Berkeley Open Extended Reality Recordings 2023 (BOXRR-23): 4.7 Million Motion Capture Recordings from 105,852 Extended Reality Device Users

Vivek Nair,Wenbo Guo,Rui Wang,James F. O'Brien,Louis Rosenberg,Dawn Song
DOI: https://doi.org/10.1109/TVCG.2024.3372087
2023-10-01
Abstract:Extended reality (XR) devices such as the Meta Quest and Apple Vision Pro have seen a recent surge in attention, with motion tracking "telemetry" data lying at the core of nearly all XR and metaverse experiences. Researchers are just beginning to understand the implications of this data for security, privacy, usability, and more, but currently lack large-scale human motion datasets to study. The BOXRR-23 dataset contains 4,717,215 motion capture recordings, voluntarily submitted by 105,852 XR device users from over 50 countries. BOXRR-23 is over 200 times larger than the largest existing motion capture research dataset and uses a new, highly efficient purpose-built XR Open Recording (XROR) file format.
Human-Computer Interaction
What problem does this paper attempt to address?
The problem this paper attempts to address is the lack of large-scale human motion datasets, particularly for users of extended reality (XR) devices. Current research lacks a deep understanding of the significance of these data in areas such as security, privacy, and usability.

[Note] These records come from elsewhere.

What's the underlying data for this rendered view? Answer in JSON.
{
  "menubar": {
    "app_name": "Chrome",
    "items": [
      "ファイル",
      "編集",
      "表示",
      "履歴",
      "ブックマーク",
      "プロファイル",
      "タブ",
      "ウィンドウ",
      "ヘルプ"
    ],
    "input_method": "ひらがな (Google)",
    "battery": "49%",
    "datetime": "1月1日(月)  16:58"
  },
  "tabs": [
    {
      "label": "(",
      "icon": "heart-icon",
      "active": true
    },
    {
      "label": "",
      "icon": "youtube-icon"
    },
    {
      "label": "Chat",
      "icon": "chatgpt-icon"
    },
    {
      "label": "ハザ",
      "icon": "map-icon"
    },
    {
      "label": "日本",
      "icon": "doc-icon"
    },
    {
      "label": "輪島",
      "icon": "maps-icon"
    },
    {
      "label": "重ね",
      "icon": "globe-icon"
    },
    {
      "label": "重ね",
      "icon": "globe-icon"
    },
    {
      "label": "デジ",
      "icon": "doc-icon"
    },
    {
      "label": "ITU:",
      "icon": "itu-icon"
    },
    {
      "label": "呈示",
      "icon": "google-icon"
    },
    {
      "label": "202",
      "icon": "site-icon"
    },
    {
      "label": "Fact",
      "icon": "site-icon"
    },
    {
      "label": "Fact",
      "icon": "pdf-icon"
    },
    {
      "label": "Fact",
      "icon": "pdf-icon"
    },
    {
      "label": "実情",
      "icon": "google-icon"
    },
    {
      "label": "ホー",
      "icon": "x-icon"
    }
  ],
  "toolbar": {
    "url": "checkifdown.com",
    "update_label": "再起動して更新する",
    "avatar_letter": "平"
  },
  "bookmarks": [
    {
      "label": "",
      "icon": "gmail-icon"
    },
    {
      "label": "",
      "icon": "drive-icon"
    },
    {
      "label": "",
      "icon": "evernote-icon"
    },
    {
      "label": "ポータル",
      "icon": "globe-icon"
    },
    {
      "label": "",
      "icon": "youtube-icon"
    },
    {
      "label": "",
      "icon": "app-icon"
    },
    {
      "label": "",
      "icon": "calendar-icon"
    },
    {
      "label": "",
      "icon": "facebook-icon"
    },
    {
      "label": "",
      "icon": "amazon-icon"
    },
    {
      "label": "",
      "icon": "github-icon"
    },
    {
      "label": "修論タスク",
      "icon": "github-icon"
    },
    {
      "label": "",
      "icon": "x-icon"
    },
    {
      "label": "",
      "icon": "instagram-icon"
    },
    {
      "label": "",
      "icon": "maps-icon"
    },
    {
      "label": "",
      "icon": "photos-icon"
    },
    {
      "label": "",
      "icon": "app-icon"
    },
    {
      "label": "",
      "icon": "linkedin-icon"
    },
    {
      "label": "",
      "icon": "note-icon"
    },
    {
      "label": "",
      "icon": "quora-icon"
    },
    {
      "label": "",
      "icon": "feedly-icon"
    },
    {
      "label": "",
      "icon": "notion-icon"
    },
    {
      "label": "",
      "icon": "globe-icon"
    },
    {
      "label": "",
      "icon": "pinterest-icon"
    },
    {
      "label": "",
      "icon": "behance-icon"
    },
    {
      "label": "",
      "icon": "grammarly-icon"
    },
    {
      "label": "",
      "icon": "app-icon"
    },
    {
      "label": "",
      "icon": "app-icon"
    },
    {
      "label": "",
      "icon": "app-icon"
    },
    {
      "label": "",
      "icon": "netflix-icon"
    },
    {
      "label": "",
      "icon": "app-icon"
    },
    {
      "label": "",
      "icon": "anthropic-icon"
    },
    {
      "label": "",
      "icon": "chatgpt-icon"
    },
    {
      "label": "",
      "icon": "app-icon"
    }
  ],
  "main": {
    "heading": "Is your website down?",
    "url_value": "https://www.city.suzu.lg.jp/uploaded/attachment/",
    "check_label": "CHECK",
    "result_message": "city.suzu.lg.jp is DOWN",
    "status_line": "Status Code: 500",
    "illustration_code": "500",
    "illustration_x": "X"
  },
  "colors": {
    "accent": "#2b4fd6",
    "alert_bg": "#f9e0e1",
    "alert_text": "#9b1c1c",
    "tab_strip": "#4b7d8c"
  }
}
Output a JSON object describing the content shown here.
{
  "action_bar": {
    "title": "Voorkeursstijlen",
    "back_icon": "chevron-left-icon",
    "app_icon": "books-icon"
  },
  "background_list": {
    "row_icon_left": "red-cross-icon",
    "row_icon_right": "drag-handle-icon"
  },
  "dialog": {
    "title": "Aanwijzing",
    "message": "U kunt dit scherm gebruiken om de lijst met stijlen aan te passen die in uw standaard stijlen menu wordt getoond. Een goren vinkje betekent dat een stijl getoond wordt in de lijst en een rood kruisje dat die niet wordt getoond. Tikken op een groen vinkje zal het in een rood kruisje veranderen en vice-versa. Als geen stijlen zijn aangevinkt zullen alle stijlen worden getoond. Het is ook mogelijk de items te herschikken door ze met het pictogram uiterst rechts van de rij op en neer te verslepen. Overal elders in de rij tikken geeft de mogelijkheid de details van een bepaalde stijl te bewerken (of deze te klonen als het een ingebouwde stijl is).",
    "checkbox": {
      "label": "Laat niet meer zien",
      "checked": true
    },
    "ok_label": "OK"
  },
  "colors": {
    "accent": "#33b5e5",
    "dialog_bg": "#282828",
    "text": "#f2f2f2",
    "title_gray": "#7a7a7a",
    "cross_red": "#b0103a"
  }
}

Moreover, existing datasets are relatively small and do not meet research needs. Therefore, the paper introduces a new dataset named BOXRR-23, which includes 4,717,215 motion capture records from 105,852 XR device users, making it over 200 times larger than the largest existing motion capture dataset. This dataset is not only vast in scale but also diverse in origin, covering users from over 50 countries and utilizing various XR devices, thus providing a valuable resource for research in related fields. Specifically, this dataset can be used in the following areas: 1. **Security and Privacy Research**: Analyzing user motion patterns to achieve passive identification and authentication of XR users. 2. **Human-Computer Interaction Research**: Studying user interaction patterns in XR environments to identify interactions that may cause discomfort or injury. 3. **Motion Synthesis Research**: Training large-scale generative models to synthesize natural human motion data. 4. **Machine Learning Research**: Handling long sequence data and developing new machine learning techniques to efficiently process these data. Additionally, the paper introduces the data collection process, the innovative data format (XROR format), the structure and content of the dataset, and discusses the potential applications and limitations of the dataset.